The common methods and skills of factorization Tian Fayin factorization is an important identity deformation in junior high school algebra and an important means and tool to deal with mathematician problems. Related topics are very common in senior high school entrance examinations and math competitions.

For special factorization, in addition to common basic methods such as factorization, formula, grouping decomposition and cross multiplication, some special methods should be flexibly selected according to the specific structural characteristics of polynomials, which can not only turn difficult problems into difficult ones, simplify complex problems, but also help cultivate students' habit of exploring and seeking new things.

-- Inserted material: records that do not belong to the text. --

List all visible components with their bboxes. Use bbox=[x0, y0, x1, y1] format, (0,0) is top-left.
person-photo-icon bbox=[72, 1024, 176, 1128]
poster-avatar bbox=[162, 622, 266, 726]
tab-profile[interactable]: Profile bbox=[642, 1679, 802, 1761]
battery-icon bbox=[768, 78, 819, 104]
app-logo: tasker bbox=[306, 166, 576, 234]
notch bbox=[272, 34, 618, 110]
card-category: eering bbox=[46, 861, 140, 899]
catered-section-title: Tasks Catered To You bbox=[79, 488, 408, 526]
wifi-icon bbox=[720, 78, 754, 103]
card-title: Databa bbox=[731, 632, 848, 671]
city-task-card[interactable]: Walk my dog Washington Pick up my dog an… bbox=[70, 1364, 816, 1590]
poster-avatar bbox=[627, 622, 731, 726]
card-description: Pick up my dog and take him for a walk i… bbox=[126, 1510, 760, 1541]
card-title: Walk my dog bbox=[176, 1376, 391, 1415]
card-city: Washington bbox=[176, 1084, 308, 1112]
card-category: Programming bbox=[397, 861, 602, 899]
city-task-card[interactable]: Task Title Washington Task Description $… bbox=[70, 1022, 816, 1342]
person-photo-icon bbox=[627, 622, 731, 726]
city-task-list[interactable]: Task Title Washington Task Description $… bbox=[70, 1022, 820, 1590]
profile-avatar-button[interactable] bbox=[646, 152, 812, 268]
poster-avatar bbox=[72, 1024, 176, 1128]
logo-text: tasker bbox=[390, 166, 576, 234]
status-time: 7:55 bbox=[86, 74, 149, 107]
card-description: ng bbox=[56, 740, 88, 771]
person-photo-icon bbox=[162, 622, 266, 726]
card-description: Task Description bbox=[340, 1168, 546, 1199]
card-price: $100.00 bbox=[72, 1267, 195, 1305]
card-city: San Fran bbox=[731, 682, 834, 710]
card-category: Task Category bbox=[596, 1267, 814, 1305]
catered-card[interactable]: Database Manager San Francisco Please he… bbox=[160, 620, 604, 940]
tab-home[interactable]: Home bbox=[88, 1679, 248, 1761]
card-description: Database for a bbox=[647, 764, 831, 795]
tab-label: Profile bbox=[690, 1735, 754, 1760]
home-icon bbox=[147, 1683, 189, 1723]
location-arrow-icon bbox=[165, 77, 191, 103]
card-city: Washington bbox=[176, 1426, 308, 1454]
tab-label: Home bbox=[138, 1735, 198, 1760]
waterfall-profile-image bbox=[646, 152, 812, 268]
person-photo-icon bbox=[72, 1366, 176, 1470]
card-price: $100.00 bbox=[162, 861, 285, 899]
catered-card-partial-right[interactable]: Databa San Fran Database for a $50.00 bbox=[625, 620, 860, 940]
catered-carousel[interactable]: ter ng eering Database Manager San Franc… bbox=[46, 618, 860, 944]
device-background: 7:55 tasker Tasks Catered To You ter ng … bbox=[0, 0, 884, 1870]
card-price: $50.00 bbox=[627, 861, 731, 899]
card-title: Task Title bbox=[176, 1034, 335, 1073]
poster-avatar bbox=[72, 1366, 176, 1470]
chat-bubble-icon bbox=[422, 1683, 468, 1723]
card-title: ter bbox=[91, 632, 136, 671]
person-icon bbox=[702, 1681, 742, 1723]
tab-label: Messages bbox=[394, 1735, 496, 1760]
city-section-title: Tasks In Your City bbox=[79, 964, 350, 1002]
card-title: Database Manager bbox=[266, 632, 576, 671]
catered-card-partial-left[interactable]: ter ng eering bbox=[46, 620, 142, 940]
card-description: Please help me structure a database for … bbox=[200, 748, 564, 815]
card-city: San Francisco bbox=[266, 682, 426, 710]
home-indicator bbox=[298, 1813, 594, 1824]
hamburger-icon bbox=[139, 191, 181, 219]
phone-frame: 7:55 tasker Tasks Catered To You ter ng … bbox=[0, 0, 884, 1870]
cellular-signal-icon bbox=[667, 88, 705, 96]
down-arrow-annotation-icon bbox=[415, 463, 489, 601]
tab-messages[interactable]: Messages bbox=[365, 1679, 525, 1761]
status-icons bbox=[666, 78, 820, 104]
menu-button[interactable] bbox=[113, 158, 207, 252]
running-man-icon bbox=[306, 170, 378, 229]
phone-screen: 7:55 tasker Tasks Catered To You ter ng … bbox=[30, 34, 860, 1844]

Improve students' mathematical thinking ability. Several commonly used methods and skills in factorization are listed as follows for students' reference. In the factorization process of some polynomials, if one term (or several terms) of polynomials is properly decomposed into algebraic sums of several terms, and then decomposed by basic methods, the problem will be solved easily.

Generally speaking, if every term of a polynomial has a common factor, you can put this common factor outside parentheses and write the polynomial in the form of factor product. This factorization method is called common factor method. AM+BM+CM = M (A+B+C)。

Specific methods: when all the coefficients are integers, the coefficients of the common factor formula should take the greatest common divisor of all the coefficients; If the first term of the polynomial is negative, a "-"sign should be put forward to make the coefficient of the first term in brackets positive.